Kepulauan Riau (Kepri) punya peluang gede banget buat naik level ekonominya — bukan cuma mengandalkan Batam dan pabrik elektroniknya, tapi lewat sektor perikanan! Hal ini diungkapin Kepala Ekonom Bank Permata, Josua Pardede, dalam acara Kepri Economic Forum (KEF) 2025 di Batam, Selasa (4/11/2025).
Menurut Josua, ekonomi Kepri masih terlalu bergantung sama industri manufaktur di Batam. Bayangin aja, 41% ekonomi provinsi ini ditopang manufaktur, sementara daerah lain kayak Lingga atau Anambas masih ketinggalan.

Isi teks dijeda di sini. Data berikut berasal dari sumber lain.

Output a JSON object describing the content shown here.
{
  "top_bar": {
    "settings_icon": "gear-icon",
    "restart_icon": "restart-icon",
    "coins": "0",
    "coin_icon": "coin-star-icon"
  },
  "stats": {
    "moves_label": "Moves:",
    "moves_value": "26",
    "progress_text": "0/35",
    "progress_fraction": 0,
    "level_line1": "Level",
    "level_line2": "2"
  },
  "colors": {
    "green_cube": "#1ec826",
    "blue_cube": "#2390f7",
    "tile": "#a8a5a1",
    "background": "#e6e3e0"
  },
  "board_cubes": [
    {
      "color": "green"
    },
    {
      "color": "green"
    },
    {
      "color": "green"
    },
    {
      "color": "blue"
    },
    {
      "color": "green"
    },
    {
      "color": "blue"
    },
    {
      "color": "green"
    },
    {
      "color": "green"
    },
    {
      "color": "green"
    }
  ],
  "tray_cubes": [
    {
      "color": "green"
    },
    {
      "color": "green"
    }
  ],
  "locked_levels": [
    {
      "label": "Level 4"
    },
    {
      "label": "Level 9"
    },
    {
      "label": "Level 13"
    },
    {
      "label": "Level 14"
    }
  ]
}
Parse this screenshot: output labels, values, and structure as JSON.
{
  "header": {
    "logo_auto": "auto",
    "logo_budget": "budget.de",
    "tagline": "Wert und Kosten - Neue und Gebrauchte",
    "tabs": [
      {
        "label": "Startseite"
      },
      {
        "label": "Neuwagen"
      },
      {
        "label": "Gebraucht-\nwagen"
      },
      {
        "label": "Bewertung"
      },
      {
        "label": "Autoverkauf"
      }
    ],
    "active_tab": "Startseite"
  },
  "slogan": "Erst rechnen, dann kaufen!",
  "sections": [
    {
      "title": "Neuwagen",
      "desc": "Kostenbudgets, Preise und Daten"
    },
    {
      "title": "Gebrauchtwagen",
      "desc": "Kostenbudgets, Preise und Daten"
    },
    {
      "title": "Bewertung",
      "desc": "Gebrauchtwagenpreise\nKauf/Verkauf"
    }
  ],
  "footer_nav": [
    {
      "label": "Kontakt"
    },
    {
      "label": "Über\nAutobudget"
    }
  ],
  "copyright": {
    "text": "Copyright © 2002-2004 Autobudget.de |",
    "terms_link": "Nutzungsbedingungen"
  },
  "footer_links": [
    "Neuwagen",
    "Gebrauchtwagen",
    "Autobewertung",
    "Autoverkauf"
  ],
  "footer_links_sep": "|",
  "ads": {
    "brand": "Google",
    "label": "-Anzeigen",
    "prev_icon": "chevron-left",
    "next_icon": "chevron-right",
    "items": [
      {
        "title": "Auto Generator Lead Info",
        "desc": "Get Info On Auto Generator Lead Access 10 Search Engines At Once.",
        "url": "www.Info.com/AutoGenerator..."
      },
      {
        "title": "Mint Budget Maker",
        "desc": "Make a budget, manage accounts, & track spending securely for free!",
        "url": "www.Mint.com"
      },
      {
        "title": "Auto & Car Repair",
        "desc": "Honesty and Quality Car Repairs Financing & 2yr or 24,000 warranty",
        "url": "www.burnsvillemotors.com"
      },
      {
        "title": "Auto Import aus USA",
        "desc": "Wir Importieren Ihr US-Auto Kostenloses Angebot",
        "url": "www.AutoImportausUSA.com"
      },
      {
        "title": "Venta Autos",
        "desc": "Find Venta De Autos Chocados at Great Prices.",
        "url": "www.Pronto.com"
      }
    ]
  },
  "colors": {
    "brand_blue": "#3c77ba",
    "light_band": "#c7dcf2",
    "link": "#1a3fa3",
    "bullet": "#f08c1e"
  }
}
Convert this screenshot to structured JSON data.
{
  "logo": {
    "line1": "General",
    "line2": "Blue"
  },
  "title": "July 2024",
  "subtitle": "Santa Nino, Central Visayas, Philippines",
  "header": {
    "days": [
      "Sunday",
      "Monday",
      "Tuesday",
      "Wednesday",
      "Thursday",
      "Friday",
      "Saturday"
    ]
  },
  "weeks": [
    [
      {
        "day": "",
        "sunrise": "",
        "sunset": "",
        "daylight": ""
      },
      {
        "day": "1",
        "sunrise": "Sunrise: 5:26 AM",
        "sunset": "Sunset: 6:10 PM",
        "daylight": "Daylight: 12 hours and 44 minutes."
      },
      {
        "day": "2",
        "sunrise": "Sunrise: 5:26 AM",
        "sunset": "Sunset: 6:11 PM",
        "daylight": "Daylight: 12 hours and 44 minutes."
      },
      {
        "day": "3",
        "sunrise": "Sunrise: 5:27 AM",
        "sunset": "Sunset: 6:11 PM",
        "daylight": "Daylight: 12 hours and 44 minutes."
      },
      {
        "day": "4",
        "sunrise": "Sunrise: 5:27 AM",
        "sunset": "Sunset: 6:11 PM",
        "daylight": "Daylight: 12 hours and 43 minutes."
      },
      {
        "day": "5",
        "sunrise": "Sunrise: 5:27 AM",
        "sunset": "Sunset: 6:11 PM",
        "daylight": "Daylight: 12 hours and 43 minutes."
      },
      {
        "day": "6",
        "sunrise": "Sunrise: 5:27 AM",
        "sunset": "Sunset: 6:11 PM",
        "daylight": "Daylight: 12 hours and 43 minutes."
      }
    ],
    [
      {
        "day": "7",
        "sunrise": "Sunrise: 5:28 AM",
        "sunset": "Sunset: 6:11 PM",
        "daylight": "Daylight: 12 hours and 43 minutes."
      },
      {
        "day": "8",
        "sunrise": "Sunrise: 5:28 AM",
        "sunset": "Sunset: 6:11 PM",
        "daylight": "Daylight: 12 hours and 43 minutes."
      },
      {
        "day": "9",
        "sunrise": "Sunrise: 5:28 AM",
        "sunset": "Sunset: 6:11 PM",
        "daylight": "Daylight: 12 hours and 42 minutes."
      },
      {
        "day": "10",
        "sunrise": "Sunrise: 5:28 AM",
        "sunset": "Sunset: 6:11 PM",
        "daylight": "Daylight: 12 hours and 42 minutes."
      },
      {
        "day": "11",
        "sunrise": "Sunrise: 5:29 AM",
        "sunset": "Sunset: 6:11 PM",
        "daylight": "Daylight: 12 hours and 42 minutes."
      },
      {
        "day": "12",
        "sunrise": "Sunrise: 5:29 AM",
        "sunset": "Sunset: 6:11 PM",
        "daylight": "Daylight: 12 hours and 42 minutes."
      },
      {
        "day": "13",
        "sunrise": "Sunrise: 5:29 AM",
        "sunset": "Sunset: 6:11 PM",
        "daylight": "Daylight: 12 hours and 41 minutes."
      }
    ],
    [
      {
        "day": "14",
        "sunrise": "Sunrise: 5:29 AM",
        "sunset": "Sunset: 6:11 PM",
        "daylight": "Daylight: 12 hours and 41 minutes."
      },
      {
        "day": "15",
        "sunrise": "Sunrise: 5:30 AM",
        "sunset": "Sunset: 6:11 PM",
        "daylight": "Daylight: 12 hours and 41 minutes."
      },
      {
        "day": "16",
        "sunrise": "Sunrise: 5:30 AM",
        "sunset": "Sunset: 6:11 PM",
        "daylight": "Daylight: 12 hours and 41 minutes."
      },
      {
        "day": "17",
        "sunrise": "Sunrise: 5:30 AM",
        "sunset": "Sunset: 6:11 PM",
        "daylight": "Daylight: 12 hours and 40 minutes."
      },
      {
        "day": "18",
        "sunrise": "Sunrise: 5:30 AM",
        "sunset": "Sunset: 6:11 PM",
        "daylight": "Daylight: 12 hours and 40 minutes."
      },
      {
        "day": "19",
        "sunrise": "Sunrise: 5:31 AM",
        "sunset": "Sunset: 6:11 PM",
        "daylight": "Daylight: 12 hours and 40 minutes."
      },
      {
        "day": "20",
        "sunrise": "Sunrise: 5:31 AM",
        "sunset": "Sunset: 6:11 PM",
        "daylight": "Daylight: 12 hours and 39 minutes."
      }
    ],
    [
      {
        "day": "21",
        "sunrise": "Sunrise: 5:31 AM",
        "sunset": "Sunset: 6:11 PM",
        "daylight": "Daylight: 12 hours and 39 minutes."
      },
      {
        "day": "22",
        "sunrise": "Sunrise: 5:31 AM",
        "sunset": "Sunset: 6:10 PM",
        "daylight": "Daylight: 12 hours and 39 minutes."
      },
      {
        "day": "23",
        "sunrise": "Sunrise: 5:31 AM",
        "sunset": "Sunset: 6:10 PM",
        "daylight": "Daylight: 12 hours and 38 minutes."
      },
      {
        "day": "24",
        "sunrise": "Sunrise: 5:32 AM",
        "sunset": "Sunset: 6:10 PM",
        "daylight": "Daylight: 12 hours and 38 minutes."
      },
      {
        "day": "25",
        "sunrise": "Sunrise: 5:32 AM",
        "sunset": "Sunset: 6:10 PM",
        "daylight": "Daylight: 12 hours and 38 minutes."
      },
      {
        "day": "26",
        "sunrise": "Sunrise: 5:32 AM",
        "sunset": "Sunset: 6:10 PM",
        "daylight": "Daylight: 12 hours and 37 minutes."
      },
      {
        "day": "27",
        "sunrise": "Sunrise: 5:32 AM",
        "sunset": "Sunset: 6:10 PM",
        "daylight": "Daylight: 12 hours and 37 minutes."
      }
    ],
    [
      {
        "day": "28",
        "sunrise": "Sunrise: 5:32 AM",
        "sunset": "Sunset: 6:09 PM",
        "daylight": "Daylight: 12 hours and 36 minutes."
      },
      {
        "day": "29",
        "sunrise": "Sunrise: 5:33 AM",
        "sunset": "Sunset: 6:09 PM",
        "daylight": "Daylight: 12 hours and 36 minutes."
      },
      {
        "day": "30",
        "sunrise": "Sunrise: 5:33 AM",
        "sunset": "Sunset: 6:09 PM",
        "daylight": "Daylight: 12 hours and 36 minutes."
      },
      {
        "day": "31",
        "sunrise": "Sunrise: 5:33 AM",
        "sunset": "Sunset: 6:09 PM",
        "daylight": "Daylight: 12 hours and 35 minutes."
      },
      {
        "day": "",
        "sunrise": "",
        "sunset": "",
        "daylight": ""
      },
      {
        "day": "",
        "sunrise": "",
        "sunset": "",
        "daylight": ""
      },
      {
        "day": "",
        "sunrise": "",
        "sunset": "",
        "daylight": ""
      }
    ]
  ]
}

“Kalau Batam goyah, seluruh Kepri bisa ikut goyah,” tegasnya. Karena itu, Kepri butuh “mesin baru” buat dorong pertumbuhan ekonomi yang lebih tahan banting dan berkelanjutan.
Sektor perikanan jadi kandidat paling kuat. Meski sudah nyumbang 1,78% dari agrikultur Kepri di 2024, tapi perhatian dan investasinya masih kalah jauh dibanding pabrik elektronik yang nguasain 66% industri.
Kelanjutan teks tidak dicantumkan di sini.